A 3ª Turma do Superior Tribunal de Justiça (STJ) proferiu decisão relevante para o setor de turismo e tecnologia, ao afastar, por unanimidade, a responsabilidade solidária da plataforma Booking.com em um caso de incêndio ocorrido em uma pousada. O colegiado acompanhou o voto do relator, ministro Ricardo Villas Bôas Cueva, estabelecendo limites claros para a cadeia de fornecimento no âmbito do Código de Defesa do Consumidor (CDC).

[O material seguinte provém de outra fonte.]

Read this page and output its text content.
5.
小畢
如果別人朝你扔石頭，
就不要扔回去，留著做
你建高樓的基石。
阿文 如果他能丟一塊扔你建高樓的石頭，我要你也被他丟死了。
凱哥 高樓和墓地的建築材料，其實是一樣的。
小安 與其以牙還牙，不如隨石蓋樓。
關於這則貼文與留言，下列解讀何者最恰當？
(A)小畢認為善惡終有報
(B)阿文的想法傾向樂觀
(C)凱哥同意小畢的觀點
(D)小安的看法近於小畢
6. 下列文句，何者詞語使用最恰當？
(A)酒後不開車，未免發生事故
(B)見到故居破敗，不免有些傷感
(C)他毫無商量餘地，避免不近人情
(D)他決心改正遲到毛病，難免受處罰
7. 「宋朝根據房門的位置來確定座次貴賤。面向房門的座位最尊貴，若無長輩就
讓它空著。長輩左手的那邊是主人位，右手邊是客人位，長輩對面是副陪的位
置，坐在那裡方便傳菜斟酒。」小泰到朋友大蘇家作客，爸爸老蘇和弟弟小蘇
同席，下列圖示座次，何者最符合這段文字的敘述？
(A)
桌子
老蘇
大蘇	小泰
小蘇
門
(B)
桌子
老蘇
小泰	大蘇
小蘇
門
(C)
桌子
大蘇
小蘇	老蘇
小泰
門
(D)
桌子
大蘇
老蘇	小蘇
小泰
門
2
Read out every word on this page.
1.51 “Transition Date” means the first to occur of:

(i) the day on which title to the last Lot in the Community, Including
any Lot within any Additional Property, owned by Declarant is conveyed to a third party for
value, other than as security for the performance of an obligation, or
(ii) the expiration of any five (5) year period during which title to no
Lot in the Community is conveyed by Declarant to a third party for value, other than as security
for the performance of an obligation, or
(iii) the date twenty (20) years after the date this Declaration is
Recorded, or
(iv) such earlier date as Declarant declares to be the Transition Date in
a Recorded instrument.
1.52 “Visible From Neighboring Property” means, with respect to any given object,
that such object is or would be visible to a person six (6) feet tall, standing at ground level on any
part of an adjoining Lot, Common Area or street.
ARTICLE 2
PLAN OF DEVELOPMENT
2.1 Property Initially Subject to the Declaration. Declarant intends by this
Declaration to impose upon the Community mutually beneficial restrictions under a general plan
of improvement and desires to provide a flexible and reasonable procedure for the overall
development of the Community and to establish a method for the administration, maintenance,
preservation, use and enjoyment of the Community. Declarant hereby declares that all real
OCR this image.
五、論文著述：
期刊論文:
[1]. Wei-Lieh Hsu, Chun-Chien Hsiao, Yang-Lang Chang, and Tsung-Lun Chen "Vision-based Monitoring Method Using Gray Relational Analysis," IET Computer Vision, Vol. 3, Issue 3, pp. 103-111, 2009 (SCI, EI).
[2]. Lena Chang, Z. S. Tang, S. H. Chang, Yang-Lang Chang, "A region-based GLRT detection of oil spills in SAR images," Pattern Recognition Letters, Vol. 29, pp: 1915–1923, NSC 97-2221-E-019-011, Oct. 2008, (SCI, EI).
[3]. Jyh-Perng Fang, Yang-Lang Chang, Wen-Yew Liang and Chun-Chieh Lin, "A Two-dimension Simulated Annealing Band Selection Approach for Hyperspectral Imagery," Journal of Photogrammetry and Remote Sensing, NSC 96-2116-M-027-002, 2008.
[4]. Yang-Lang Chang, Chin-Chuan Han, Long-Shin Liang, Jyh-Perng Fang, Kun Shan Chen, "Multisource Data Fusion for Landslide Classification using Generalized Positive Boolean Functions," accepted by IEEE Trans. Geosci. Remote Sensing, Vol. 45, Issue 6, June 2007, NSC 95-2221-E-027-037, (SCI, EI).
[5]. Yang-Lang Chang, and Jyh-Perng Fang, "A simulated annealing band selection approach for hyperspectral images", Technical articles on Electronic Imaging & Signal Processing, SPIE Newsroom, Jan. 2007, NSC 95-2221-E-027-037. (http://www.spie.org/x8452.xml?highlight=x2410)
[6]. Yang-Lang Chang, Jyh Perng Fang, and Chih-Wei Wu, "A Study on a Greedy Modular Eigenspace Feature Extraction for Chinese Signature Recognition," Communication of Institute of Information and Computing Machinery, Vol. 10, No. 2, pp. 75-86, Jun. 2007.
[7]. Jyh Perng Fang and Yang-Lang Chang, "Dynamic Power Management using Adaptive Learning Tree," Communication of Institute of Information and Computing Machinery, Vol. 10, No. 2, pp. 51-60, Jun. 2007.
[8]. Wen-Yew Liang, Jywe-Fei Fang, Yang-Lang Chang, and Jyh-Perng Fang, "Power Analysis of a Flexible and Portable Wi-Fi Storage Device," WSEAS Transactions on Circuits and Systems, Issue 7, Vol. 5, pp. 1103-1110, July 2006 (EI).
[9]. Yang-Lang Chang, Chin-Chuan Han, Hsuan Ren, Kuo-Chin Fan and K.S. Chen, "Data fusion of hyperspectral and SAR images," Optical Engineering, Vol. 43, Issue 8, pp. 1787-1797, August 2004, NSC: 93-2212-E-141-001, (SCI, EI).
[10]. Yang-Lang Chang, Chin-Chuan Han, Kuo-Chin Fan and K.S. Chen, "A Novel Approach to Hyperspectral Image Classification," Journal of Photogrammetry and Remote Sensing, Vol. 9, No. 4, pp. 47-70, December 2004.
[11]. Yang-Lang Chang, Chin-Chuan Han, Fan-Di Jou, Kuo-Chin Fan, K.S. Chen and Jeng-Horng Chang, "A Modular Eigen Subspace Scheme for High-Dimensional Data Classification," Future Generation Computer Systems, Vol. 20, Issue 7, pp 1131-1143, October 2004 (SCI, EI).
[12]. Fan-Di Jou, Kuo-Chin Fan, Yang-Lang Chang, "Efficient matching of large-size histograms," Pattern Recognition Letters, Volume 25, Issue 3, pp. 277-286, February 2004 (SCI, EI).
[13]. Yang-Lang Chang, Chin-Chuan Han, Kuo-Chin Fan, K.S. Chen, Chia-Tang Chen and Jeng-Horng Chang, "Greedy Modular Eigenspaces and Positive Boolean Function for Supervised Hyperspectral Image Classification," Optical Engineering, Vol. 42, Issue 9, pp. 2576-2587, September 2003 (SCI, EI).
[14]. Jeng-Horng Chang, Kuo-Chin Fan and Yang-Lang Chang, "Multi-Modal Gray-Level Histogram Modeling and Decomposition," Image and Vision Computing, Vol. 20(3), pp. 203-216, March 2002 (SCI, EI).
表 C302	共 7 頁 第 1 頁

Contexto da controvérsia e o entendimento das instâncias inferiores
O caso teve origem em um incêndio em uma pousada localizada em Barreirinhas/MA, que resultou na destruição de bens de duas hóspedes. As consumidoras ajuizaram ação indenizatória pleiteando reparação por danos materiais e morais, incluindo a plataforma de reservas no polo passivo da demanda. O Tribunal de Justiça de São Paulo (TJ-SP) havia mantido a condenação solidária da empresa, sob o fundamento de que esta integraria a cadeia de fornecimento de serviços.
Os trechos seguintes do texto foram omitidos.